Laut der Statistik für Januar bis August 2021 ereigneten sich die meisten tödlichen Unfälle auf Bundesstraßen.

So verhalten Sie sich bei einem Verkehrsunfall:

  1. Ruhe bewahren
    Am wichtigsten ist es Ruhe zu bewahren. Schalten Sie die Warnblinker an und ziehen Sie eine Warnweste über. Verlassen Sie erst dann vorsichtig das Auto, um das Warndreieck aufzustellen.
  2. Warndreieck
    Gehen Sie zum Aufstellen des Warndreiecks neben der Fahrbahn, entgegen des Verkehrs. Auf der Autobahn sollte das Warndreieck einen Abstand von mindestens 150 Metern zur Unfallstelle haben. Auf der Landstraße reichen 100 Meter und innerorts 50 Meter. 
  3. Unfallort absichern
    Ist niemand verletzt und nur leichte Schäden am Fahrzeug, machen sie Beweisfotos von dem Unfall und bewegen Sie das Fahrzeug von der Fahrspur.
  4. Notruf
    Wählen Sie als nächstes den Notruf.

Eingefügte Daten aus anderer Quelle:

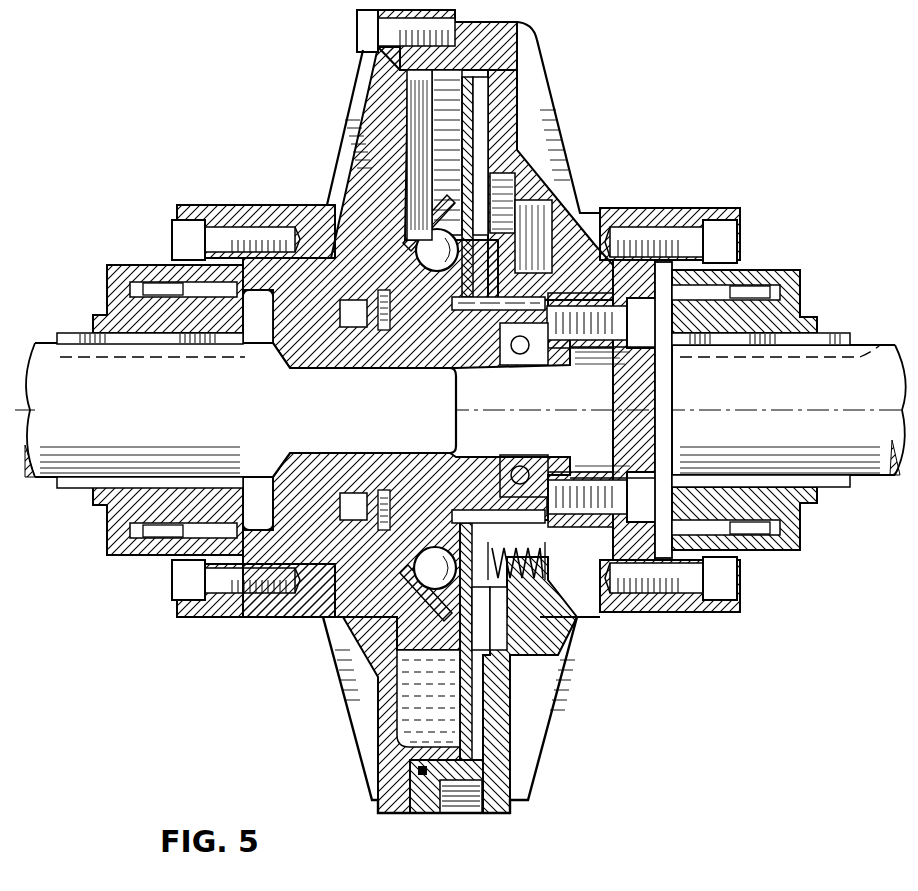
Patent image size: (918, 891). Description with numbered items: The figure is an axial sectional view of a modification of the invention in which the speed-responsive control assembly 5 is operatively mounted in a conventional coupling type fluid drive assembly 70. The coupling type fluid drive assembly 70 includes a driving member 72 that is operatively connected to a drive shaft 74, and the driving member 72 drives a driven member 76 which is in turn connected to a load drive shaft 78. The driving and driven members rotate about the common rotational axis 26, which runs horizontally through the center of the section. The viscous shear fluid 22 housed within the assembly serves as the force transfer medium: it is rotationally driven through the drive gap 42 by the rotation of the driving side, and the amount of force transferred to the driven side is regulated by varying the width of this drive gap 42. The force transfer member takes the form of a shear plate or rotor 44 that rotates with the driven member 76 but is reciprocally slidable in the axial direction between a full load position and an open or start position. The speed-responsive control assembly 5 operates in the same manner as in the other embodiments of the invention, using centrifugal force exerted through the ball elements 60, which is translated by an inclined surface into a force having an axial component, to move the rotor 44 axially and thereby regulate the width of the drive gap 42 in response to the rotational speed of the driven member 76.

The speed-responsive control assembly 5 is at (421, 208).
The viscous shear fluid 22 is at (408, 708).
The rotational axis 26 is at (138, 408).
The drive gap 42 is at (478, 125).
The shear plate or rotor 44 is at (470, 697).
The ball elements 60 is at (424, 266).
The coupling type fluid drive assembly 70 is at (316, 194).
The driving member 72 is at (115, 556).
The drive shaft 74 is at (72, 472).
The driven member 76 is at (683, 208).
The load drive shaft 78 is at (851, 462).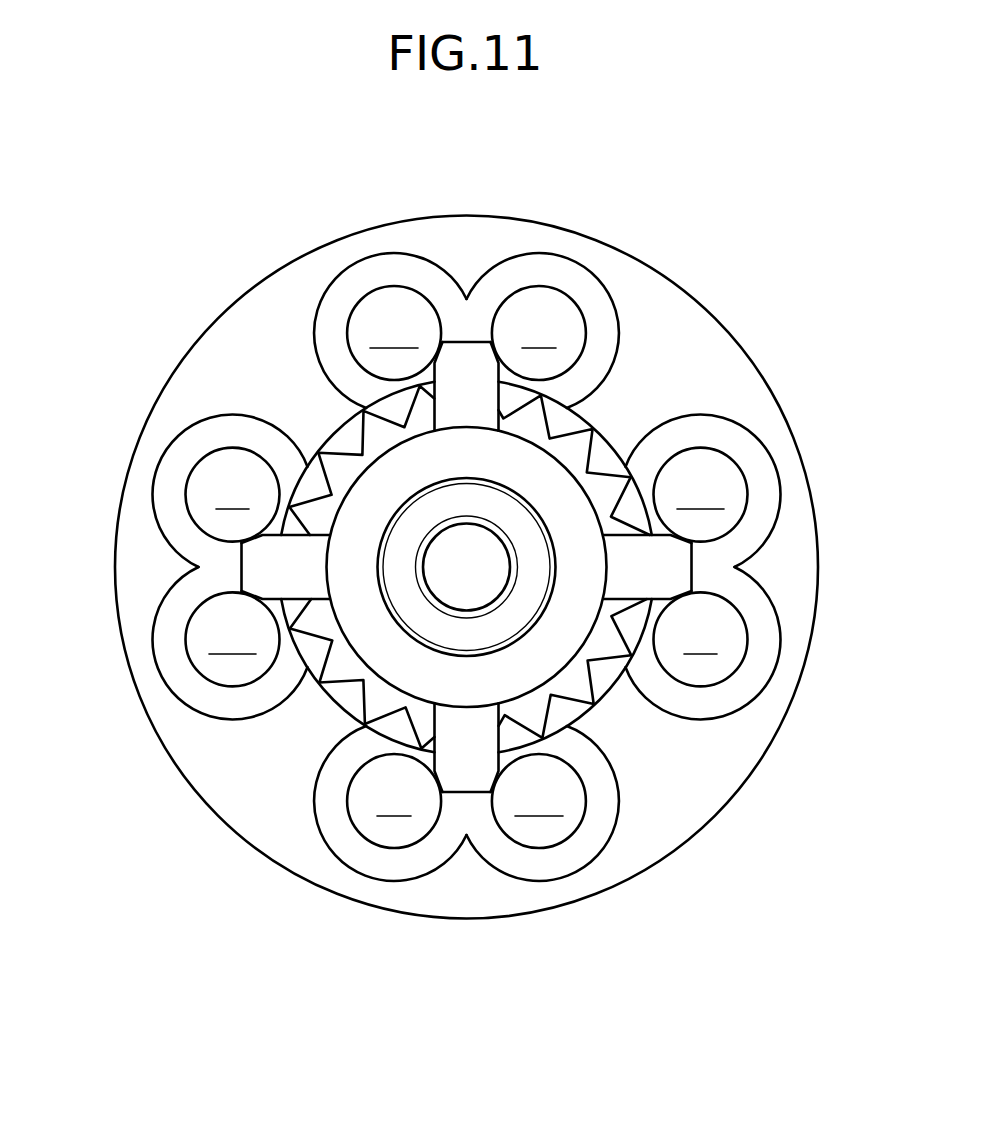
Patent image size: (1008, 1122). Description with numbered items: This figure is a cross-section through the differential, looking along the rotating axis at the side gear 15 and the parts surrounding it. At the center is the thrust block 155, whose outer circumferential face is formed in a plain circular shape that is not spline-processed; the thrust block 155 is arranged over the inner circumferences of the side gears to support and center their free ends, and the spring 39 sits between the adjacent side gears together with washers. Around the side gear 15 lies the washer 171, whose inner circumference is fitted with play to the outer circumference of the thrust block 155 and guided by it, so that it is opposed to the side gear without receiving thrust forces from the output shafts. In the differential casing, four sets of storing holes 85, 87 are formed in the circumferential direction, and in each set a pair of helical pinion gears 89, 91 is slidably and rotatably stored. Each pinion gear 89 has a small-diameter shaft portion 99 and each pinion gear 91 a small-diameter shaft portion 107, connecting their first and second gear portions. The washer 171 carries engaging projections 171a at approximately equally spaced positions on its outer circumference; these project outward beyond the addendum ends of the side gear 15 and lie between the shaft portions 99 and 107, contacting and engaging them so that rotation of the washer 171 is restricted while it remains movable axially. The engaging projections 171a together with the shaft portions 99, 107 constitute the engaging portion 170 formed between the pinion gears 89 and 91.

The side gear 15 is at (585, 440).
The spring 39 is at (580, 513).
The storing hole 85 is at (490, 551).
The storing hole 87 is at (459, 573).
The pinion gear 89 is at (490, 574).
The pinion gear 91 is at (465, 595).
The shaft portion 99 is at (595, 292).
The shaft portion 107 is at (328, 305).
The thrust block 155 is at (410, 537).
The engaging portion 170 is at (451, 332).
The washer 171 is at (602, 696).
The engaging projection 171a is at (480, 352).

Schildern Sie ruhig und knapp, was passiert ist und den Zustand der Verletzten. Seien Sie dabei möglichst präzise. Bleiben Sie danach am Telefon. Das geschulte Personal wird erklären, was zu tun ist und Rückfragen stellen. Diese benachrichtigen auch bei Bedarf die Feuerwehr und die Polizei.
  5. Erste Hilfe
    Helfen Sie als nächstes verletzten Menschen und leisten erste Hilfe. Jede Hilfe ist besser, als gar keine. Bringen Sie verletzte Personen aus dem Gefahrenbereich und stellen Sie sicher, dass Sie weder sich noch andere dabei gefährden.
  6. Leblose Personen
    Sprechen Sie leblose Personen an und rütteln Sie an deren Schulter. Kommt keine Reaktion, rufen Sie um Hilfe, überstrecken Sie den Kopf und überprüfen die Atmung. 
  7. Wiederbelebungsmaßnahmen
    Ist kein Atem zu spüren, starten Sie Wiederbelebungsmaßnahmen. Legen Sie dazu den Handballen in die Mitte des Brustkorbs, legen Sie die andere Hand drauf und beginnen mit durchgestreckten Armen von oben fünf bis sechs Zentimeter in den Brustkorb zu drücken und entlasten Sie den Brustkorb wieder. Pumpen Sie auf diese Weise im Takt von Liedern wie "Atemlos" von Helene Fischer oder "Highway to Hell" von ACDC. Nach jeweils 30 Stößen können gegebenenfalls zwei Mund-zu-Mund-Beatmungsversuche durchgeführt werden.
  8. Stabile Seitenlage
    Atmet eine bewusstlose Person noch, sollten Sie diese in die stabile Seitenlage legen. Dafür knien Sie sich an der Seite vor die Person und legen den nahen Arm in den rechten Winkel nach oben. Legen Sie dann den Handrücken der anderen Hand an die nahe Wange des Opfers. Ziehen Sie das entfernte Bein hoch und ziehen Sie an diesem Bein die Person in eine Seitenlage zu sich. Dabei sollten der Kopf überstreckt, das Gesicht nach unten gerichtet und der Mund leicht geöffnet werden.
  9. Erste Hilfe
    Stehen Personen unter Schock, bleiben Sie mit diesen in Kontakt. Sorgen Sie auch bei Personen mit vermeintlich kleinen Verletzungen für Wärmerhalt durch beispielsweise Decken. Folgen Sie den Anweisungen der Notfallsanitäter, sobald diese eintreffen.
  10. Aufgaben aufteilen
    Sind mehrere Personen anwesend, sollten die Absicherung der Unfallstelle, der Notruf und die erste Hilfe aufgeteilt werden, sodass diese gleichzeitig geschehen können.
  11. Personendaten austauschen
    Tauschen Sie mit beteiligten Personen Kontakt- und Versicherungsdaten aus. Auch die Personalien von Zeugen sollten Sie erfragen.
  12. Unfallfotos und Unfallskizze
    Fotografieren Sie die Unfallstelle und Schäden, die entstanden sind. Fertigen Sie eine Unfallskizze an, in der der Unfallverlauf deutlich wird.
  13. Versicherung
    Melden Sie den Unfall innerhalb von einer Woche an Ihre Versicherung. Hier sollten die Fotos des Unfalls und die Unfallskizze mitgeschickt werden. Ist bei dem Unfall eine Person ums Leben gekommen, muss dies binnen 48 Stunden an die Versicherung gemeldet werden.